The findings, published in Astrophysical Journal Letters, showcase the rising sophistication of the technology and analysis needed to probe these very distant worlds. Science is just beginning to peer into the atmospheres of exoplanets, examining the molecular meltdowns of the hottest and brightest.
KELT-9b will stay firmly categorized among the uninhabitable worlds. Astronomers became aware of its extremely hostile environment in 2017, when it was first detected using the Kilodegree Extremely Little Telescope (KELT) system — a combined effort involving observations from two robotic telescopes, one in southern Arizona and one in South Africa.
In the Astrophysical Journal Letters study, the science team used the Spitzer space telescope to parse temperature profiles from this infernal giant. Spitzer, which makes observations in infrared light, can measure subtle variations in heat. Repeated over many hours, these observations allow Spitzer to capture changes in the atmosphere as the planet presents itself in phases while orbiting the star. Different halves of the planet roll into view as it orbits around its star.
That allowed the team to catch a glimpse of the difference between KELT-9b’s dayside and its “night.” In this case, the planet orbits its star so tightly that a “year” — once around the star — takes only 1 1/2 days. That means the planet is tidally locked, presenting one face to its star for all time (as our Moon presents only one face to Earth). On the far side of KELT-9b, nighttime lasts forever.
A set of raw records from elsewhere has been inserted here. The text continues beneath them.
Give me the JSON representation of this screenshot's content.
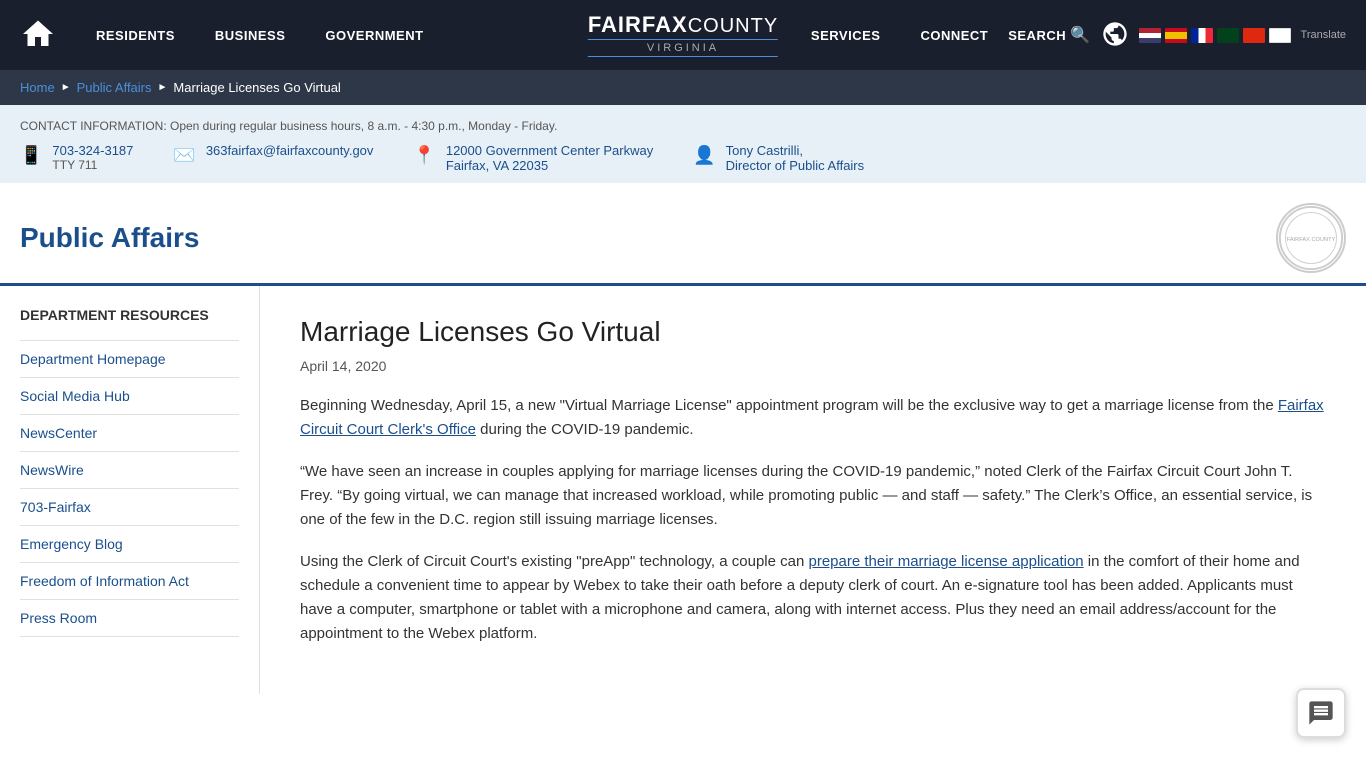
{
  "header": {
    "home_label": "Home",
    "nav": [
      {
        "label": "RESIDENTS",
        "id": "residents"
      },
      {
        "label": "BUSINESS",
        "id": "business"
      },
      {
        "label": "GOVERNMENT",
        "id": "government"
      },
      {
        "label": "SERVICES",
        "id": "services"
      },
      {
        "label": "CONNECT",
        "id": "connect"
      }
    ],
    "logo_fairfax": "FAIRFAX",
    "logo_county": "COUNTY",
    "logo_virginia": "VIRGINIA",
    "search_label": "SEARCH",
    "translate_label": "Translate"
  },
  "breadcrumb": {
    "home": "Home",
    "parent": "Public Affairs",
    "current": "Marriage Licenses Go Virtual"
  },
  "contact_bar": {
    "info_text": "CONTACT INFORMATION: Open during regular business hours, 8 a.m. - 4:30 p.m., Monday - Friday.",
    "phone": "703-324-3187",
    "tty": "TTY 711",
    "email": "363fairfax@fairfaxcounty.gov",
    "address_line1": "12000 Government Center Parkway",
    "address_line2": "Fairfax, VA 22035",
    "director_name": "Tony Castrilli,",
    "director_title": "Director of Public Affairs"
  },
  "page": {
    "title": "Public Affairs"
  },
  "sidebar": {
    "heading": "DEPARTMENT RESOURCES",
    "links": [
      {
        "label": "Department Homepage",
        "id": "dept-homepage"
      },
      {
        "label": "Social Media Hub",
        "id": "social-media"
      },
      {
        "label": "NewsCenter",
        "id": "newscenter"
      },
      {
        "label": "NewsWire",
        "id": "newswire"
      },
      {
        "label": "703-Fairfax",
        "id": "703-fairfax"
      },
      {
        "label": "Emergency Blog",
        "id": "emergency-blog"
      },
      {
        "label": "Freedom of Information Act",
        "id": "foia"
      },
      {
        "label": "Press Room",
        "id": "press-room"
      }
    ]
  },
  "article": {
    "title": "Marriage Licenses Go Virtual",
    "date": "April 14, 2020",
    "body": [
      "Beginning Wednesday, April 15, a new “Virtual Marriage License” appointment program will be the exclusive way to get a marriage license from the Fairfax Circuit Court Clerk’s Office during the COVID-19 pandemic.",
      "“We have seen an increase in couples applying for marriage licenses during the COVID-19 pandemic,” noted Clerk of the Fairfax Circuit Court John T. Frey. “By going virtual, we can manage that increased workload, while promoting public — and staff — safety.” The Clerk’s Office, an essential service, is one of the few in the D.C. region still issuing marriage licenses.",
      "Using the Clerk of Circuit Court’s existing “preApp” technology, a couple can prepare their marriage license application in the comfort of their home and schedule a convenient time to appear by Webex to take their oath before a deputy clerk of court. An e-signature tool has been added. Applicants must have a computer, smartphone or tablet with a microphone and camera, along with internet access. Plus they need an email address/account for the appointment to the Webex platform."
    ],
    "link1_text": "Fairfax Circuit Court Clerk's Office",
    "link2_text": "prepare their marriage license application"
  }
}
But gases and heat flow from one side to the other. A big question for researchers trying to understand exoplanet atmospheres is how radiation and flow balance each other out.
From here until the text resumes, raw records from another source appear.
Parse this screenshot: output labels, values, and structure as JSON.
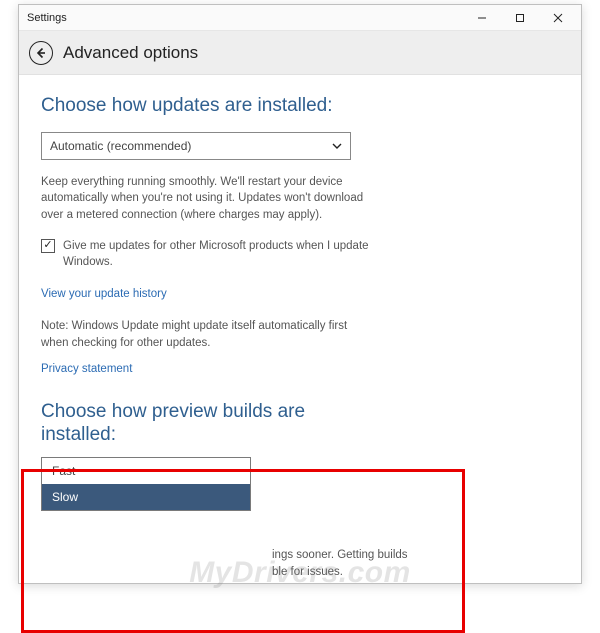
{
  "titlebar": {
    "title": "Settings"
  },
  "header": {
    "title": "Advanced options"
  },
  "updates": {
    "heading": "Choose how updates are installed:",
    "dropdown_value": "Automatic (recommended)",
    "description": "Keep everything running smoothly. We'll restart your device automatically when you're not using it. Updates won't download over a metered connection (where charges may apply).",
    "checkbox_checked": "✓",
    "checkbox_label": "Give me updates for other Microsoft products when I update Windows.",
    "history_link": "View your update history",
    "note": "Note: Windows Update might update itself automatically first when checking for other updates.",
    "privacy_link": "Privacy statement"
  },
  "preview": {
    "heading": "Choose how preview builds are installed:",
    "fragment": "ings sooner. Getting builds ble for issues.",
    "options": {
      "fast": "Fast",
      "slow": "Slow"
    }
  },
  "watermark": "MyDrivers.com"
}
Computer models are major tools in such investigations, showing how these atmospheres are likely to behave in different temperatures. The best fit for the data from KELT-9b was a model that included hydrogen molecules being torn apart and reassembled, a process known as dissociation and recombination.
“If you don’t account for hydrogen dissociation, you get really fast winds of [37 miles or] 60 kilometers per second,” Mansfield said. “That’s probably not likely.”
KELT-9b turns out not to have huge temperature differences between its day- and nightsides, suggesting heat flow from one to the other. And the “hot spot” on the dayside, which is supposed to be directly under this planet’s star, was shifted away from its expected position. Scientists don’t know why — yet another mystery to be solved on this strange, hot planet.
Reference: “Evidence for H2 Dissociation and Recombination Heat Transport in the Atmosphere of KELT-9b” by Megan Mansfield, Jacob L. Bean, Kevin B. Stevenson, Thaddeus D. Komacek, Taylor J. Bell, Xianyu Tan, Matej Malik, Thomas G. Beatty, Ian Wong, Nicolas B. Cowan, Lisa Dang, Jean-Michel Désert, Jonathan J. Fortney, B. Scott Gaudi, Dylan Keating, Eliza M.-R. Kempton, Laura Kreidberg, Michael R. Line, Vivien Parmentier, Keivan G. Stassun, Mark R. Swain and Robert T. Zellem, 7 January 2020, Astrophysical Journal Letters.